La salute mentale dovrebbe essere intesa e interpretata come un percorso di guarigione e non come un luogo fisico in cui depositare le persone che non funzionano più. Per utilizzare le parole dello psichiatra e scrittore Piero Cipriano, il Csm dovrebbe essere un posto “dove ci si occupa della miseria, dove si procura un vero lavoro e dove si instaurano delle relazioni. Dovrebbe essere uno spazio aperto, un’agorà in cui puoi andare in qualsiasi momento, anche se non sei un paziente”. I centri di salute mentale al contrario sono stati trasformati in ambulatori abitati da farmaci e psichiatri e orientamenti psicopatologgizzanti fatti solo di sintomi e malattie.

E questo è un cattivo modo di intendere la salute mentale di comunità nei servizi di salute mentale. La salute mentale di comunità non si fonda solo sulla presenza dello psichiatra e dell’infermiere, ma sulla sintesi del contributo di diverse figure professionali che lavorano in equipe, e che, mettendo insieme punti di vista, capacità e modalità di lettura, prendono in carico globalmente le persone e migliorando le loro condizioni. Dall’assistente sociale, all’educatore, al tecnico della riabilitazione psichiatrica e allo psicologo.

Il diritto alla salute mentale e diritto alla guarigione delle cittadine e dei cittadini è stato devastato da una visione neoliberista miope e ideologica che ha relegato ad un numero sempre più ristretto di medici psichiatri e operatori della salute la presa in carico. È del tutto evidente che l’aumento di compiti e responsabilità sul personale sanitario ha delle conseguenze. Delle conseguenze gravi sul peggioramento delle condizioni psichiche e fisiche delle cittadine e dei cittadini che vivono esperienze di salute mentale.

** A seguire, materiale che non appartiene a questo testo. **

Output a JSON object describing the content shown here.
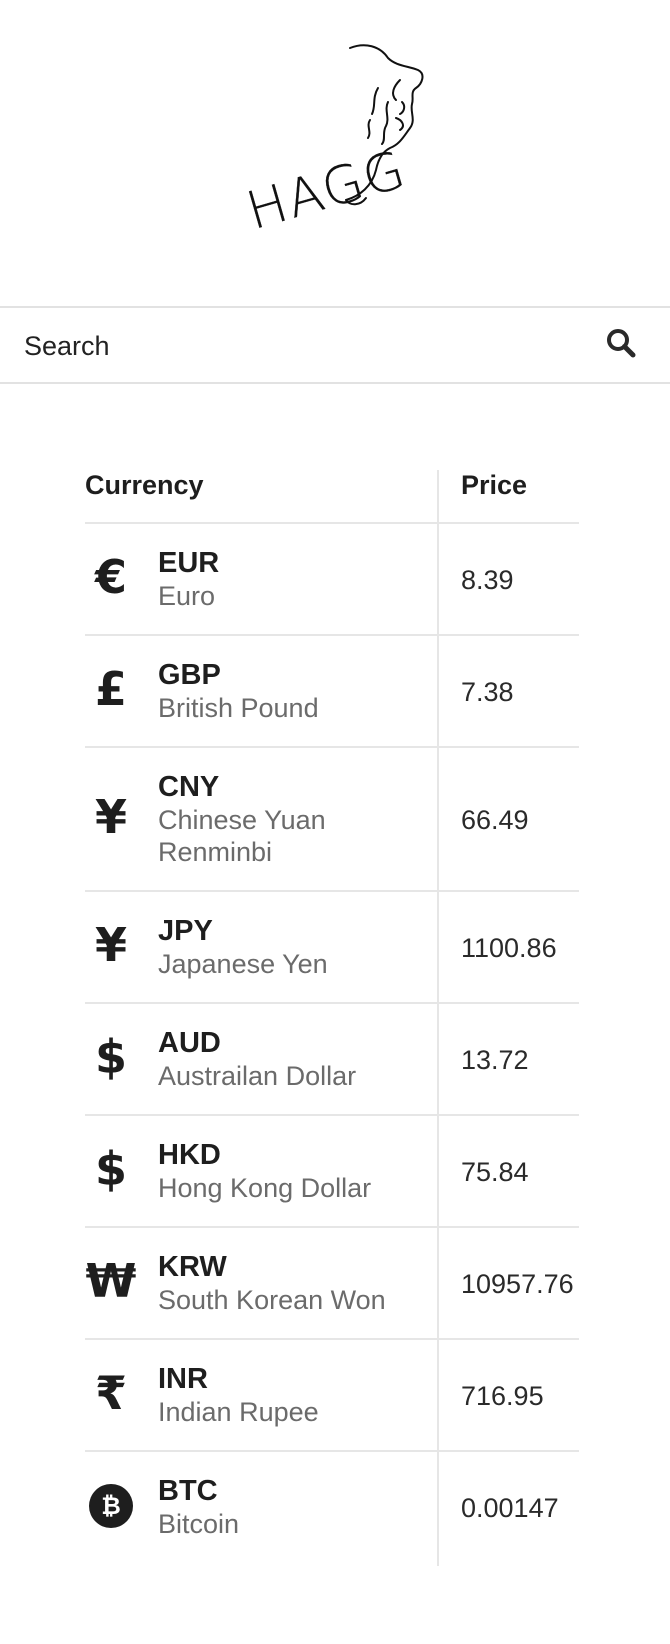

La politica non è riuscita ad opporsi al progressivo impoverimento delle risorse finanziarie e professionali, che hanno portato, in gran parte del territorio nazionale, e in questo caso in Sardegna, ad un grave e pericoloso ridimensionamento dei servizi territoriali. In Sardegna, come denunciato dall’Asarp, stiamo tutt’ora assistendo a un progressivo smantellamento del sistema della salute pubblica nella logica degli accorpamenti e delle riduzioni. L’accorpamento delle Aziende Sanitarie Locali e l’accorpamento dei Dipartimenti di Salute Mentale hanno portato alla conseguente riduzione dei Centri di Salute Mentale e all’assenza di speranza nella guarigione.

Queste logiche vanno contro gli stessi principi dell’articolo 32 della Costituzione, della Legge di Riforma 833 e della legge 180, la legge di riforma psichiatrica, la cosiddetta Legge Basaglia. Servirebbe una rivoluzione basagliana e libertaria. Una nuova rivolta antiistituzionale che unisca in un grande movimento le persone che vivono esperienze di salute mentale, le loro famiglie e gli operatori dei servizi territoriali.